Disclosures in the public interest

In some cases, it is not possible to obtain the patient’s consent, such as when the patient is not contactable. Alternatively, the patient may have expressly refused their consent. If you believe that disclosure is necessary in the public interest, and that the benefits from disclosure outweigh the risks from doing so, it may be justified to disclose the information, even without the patient’s consent.

Such circumstances usually arise where there is a risk of death or serious harm to the patient or others, which may be reduced by disclosure of appropriate information. If possible, you should seek the patient’s consent and/or inform them of the disclosure before doing so. Examples of such a situation would include one in which disclosure of information may help in the prevention, detection or prosecution of a serious crime.

Disclosures involving patients who are not competent adults

Children and young people under 18 years

If a young person is able to understand the implications of the disclosure, they are able to give their consent, regardless of age. In practical terms, consideration should be given to whether any child aged 12 and over may be competent to give consent.

If a child is not competent to give consent, someone with parental responsibility may consent to disclosure on behalf of the child. Mothers have automatic parental responsibility, as will the father if they were married at the time of the child’s birth. For children whose births were registered from 15th April 2002 in Northern Ireland, from 1st December 2003 in England and Wales and from 4th May 2006 in Scotland, the father has parental responsibility if he is named on the child’s birth certificate. There are also other circumstances in which fathers may gain parental responsibility – for full details see the factsheet on Parental Responsibility.

Patients lacking capacity

Under the Mental Capacity Act 2005, adults are assumed to have capacity unless they have an impairment affecting their mind (eg, dementia), which means they are unable to make a specific decision at a particular time. There is also a requirement to ensure all practical steps have been taken to help the individual make a decision.

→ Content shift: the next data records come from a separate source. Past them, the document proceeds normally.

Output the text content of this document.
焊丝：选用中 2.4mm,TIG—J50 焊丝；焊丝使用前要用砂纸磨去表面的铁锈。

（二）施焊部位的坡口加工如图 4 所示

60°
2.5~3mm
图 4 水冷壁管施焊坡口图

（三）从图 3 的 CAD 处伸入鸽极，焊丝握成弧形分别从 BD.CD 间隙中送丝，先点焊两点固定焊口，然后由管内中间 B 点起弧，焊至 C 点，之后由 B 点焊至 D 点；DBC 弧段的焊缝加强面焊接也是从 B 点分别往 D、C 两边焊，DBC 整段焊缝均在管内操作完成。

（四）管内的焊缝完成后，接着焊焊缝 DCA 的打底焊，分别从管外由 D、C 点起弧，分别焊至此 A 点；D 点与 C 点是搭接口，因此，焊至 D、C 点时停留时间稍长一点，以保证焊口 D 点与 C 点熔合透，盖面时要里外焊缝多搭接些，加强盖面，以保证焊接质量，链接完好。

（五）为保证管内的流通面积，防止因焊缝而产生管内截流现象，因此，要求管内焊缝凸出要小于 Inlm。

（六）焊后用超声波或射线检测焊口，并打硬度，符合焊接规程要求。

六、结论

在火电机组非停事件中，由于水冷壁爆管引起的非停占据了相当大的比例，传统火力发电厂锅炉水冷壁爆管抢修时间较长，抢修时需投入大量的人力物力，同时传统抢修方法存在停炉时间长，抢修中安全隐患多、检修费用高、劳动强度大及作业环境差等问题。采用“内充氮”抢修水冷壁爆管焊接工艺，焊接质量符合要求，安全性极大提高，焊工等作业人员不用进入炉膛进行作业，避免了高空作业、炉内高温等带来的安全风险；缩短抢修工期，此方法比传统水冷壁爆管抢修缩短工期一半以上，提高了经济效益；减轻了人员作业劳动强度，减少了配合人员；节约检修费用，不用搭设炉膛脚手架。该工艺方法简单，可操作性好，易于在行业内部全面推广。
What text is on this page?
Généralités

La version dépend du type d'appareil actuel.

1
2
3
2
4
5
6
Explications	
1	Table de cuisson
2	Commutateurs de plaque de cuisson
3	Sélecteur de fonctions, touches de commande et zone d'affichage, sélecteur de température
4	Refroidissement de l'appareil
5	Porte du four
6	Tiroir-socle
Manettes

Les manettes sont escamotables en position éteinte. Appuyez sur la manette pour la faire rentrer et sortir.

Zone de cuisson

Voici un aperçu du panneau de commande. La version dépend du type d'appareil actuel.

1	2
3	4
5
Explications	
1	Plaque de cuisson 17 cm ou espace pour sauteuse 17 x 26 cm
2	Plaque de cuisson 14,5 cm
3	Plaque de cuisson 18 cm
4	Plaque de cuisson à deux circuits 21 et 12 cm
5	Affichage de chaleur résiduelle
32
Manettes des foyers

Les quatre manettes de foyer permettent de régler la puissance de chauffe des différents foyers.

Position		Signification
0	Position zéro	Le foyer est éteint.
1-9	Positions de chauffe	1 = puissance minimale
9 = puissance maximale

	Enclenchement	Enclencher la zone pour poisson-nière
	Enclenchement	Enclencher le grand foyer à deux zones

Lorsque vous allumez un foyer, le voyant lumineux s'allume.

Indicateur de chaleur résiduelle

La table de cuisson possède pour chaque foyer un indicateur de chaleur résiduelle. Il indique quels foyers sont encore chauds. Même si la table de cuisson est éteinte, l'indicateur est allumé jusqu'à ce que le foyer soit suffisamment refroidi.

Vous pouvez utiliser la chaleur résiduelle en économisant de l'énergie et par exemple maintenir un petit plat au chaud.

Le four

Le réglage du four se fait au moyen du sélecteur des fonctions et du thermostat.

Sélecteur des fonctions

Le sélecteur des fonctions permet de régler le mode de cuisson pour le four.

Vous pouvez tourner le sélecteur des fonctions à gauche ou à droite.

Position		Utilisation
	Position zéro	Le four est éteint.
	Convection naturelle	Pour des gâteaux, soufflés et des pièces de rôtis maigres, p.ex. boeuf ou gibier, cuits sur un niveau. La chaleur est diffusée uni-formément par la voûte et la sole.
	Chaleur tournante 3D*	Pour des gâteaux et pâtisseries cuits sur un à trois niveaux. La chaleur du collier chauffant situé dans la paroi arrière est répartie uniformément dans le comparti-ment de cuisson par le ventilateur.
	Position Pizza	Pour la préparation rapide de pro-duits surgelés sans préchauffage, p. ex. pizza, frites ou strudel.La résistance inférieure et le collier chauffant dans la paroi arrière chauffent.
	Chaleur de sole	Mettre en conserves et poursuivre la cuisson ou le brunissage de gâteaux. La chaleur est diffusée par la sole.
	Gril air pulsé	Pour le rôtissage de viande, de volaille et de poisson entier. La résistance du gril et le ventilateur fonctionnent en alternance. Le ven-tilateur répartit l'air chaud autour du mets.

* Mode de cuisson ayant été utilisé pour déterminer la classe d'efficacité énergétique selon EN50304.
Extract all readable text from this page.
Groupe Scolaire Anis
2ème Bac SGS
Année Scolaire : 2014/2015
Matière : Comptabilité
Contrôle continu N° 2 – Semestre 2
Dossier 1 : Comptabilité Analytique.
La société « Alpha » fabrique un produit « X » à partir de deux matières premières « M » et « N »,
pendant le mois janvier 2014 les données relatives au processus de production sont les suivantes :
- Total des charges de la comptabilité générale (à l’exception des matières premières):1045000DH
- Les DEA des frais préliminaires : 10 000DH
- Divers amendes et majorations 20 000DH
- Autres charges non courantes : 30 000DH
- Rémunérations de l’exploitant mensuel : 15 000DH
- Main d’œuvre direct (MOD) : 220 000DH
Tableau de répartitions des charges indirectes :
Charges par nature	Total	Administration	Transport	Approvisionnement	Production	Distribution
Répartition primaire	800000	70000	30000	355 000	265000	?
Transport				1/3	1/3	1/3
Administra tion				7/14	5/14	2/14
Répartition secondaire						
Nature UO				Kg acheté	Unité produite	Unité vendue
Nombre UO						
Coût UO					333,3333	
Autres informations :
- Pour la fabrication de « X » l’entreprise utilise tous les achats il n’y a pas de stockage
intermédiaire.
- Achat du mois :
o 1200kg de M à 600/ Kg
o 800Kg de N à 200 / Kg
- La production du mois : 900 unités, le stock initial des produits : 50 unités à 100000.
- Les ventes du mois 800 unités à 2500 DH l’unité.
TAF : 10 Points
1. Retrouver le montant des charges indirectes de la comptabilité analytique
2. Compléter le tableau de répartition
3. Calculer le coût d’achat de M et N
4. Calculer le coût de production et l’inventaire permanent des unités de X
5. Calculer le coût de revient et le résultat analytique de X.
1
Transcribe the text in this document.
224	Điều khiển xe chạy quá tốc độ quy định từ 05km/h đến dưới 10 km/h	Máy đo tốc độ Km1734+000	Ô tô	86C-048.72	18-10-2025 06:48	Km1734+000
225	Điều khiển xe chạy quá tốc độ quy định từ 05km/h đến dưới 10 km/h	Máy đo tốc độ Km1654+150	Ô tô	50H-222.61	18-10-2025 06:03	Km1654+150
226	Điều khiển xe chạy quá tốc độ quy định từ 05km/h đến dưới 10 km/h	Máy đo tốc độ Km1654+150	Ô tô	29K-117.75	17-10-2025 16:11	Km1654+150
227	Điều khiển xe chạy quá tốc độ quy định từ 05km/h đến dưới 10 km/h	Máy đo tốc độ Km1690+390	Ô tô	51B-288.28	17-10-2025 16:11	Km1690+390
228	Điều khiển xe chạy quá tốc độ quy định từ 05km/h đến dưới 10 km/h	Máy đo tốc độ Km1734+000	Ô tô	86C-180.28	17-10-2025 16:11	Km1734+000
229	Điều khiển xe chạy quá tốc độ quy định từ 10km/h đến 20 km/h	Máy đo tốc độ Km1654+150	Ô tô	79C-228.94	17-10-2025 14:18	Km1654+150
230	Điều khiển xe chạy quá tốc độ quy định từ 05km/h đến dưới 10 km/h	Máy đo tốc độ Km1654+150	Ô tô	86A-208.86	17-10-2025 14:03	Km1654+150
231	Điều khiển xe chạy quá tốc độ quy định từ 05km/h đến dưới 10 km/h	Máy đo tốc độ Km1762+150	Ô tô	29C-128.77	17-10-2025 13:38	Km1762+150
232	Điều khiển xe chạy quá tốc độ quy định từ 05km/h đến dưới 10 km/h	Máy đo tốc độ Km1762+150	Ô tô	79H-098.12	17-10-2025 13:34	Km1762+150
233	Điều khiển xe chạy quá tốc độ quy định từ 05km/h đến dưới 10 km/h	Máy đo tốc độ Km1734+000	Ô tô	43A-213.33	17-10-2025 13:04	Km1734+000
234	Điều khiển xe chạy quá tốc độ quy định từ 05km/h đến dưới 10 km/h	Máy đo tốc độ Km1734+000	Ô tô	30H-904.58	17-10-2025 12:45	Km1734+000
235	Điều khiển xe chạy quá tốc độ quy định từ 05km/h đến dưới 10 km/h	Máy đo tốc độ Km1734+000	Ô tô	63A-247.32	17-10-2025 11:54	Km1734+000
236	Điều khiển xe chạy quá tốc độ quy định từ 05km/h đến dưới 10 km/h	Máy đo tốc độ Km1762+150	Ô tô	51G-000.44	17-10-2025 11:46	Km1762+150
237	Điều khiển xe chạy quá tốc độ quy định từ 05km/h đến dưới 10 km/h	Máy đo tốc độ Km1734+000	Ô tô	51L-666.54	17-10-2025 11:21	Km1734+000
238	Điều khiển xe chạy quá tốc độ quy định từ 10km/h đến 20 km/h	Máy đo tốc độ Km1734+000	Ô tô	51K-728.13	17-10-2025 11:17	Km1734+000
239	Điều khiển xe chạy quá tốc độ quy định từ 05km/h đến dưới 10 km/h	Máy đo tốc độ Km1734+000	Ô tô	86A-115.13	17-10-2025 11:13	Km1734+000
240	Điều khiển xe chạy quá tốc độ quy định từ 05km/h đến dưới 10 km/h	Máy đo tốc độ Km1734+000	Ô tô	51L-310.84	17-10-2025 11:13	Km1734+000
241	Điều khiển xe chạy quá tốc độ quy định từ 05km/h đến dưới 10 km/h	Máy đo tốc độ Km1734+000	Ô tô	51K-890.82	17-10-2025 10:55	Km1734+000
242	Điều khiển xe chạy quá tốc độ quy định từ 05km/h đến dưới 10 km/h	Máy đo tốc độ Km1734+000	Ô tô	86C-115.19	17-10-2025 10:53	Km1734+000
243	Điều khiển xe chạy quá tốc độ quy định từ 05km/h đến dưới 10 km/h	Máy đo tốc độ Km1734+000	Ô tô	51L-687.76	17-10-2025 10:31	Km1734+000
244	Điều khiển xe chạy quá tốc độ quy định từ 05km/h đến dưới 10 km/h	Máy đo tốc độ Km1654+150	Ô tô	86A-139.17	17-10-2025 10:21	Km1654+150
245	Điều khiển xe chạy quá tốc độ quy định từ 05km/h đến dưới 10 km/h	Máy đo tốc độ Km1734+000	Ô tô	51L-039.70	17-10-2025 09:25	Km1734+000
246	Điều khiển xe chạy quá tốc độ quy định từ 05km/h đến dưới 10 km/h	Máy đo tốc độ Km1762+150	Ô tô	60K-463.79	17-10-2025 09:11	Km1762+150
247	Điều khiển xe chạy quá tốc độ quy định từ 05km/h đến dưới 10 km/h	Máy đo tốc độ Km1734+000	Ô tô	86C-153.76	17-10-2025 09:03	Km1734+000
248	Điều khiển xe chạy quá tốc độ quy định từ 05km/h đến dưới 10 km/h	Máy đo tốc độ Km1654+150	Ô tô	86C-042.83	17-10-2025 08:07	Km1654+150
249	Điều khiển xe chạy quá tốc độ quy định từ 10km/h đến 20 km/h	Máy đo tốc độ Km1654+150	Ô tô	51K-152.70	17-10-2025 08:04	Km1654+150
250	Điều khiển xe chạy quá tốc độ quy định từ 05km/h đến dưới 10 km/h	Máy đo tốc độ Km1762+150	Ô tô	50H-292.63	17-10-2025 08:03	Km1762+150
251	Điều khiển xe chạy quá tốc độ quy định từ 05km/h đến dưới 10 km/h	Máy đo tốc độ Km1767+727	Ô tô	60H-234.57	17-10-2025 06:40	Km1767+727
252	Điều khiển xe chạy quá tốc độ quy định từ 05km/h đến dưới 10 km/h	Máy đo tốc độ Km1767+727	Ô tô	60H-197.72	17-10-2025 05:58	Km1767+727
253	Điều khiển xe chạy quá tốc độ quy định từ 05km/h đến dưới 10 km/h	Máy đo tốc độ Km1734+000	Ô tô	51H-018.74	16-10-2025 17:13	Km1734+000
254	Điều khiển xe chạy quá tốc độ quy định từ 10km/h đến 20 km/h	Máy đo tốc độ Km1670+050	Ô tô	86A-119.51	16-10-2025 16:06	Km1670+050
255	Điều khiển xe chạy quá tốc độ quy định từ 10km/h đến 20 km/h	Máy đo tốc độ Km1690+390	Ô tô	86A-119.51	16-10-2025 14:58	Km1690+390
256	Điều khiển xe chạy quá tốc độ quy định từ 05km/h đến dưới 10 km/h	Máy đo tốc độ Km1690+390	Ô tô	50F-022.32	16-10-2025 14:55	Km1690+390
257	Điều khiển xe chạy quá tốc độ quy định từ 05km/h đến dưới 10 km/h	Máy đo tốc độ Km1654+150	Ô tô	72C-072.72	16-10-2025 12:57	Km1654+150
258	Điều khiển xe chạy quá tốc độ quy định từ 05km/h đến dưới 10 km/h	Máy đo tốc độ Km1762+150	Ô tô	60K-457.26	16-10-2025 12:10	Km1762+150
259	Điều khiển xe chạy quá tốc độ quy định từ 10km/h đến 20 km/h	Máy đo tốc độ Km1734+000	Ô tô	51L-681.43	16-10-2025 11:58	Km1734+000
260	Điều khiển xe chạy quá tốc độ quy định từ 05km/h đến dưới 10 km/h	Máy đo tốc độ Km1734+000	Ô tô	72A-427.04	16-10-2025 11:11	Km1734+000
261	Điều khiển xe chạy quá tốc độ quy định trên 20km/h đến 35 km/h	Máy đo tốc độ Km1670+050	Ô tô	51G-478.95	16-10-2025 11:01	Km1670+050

If a patient lacks capacity, you should act in their best interests when deciding whether to disclose the information. If the patient has made a lasting power of attorney which covers personal welfare, the attorney can take the decision about disclosure on behalf of the patient and should be consulted.

After a patient has died

Your duty of confidentiality to your patient remains after death. In some situations, such as a complaint arising after a patient’s death, you should discuss relevant information with the family, especially if the patient was a child. If you reasonably believe that the patient wishes that specific information should remain confidential after their death, or if the patient has asked, you should respect that wish.

The “personal representative” of the patient (usually an executor of the will) can apply for access to the relevant part of a patient’s medical records, as can someone who has a claim arising out of the patient’s death (eg, for a life assurance claim).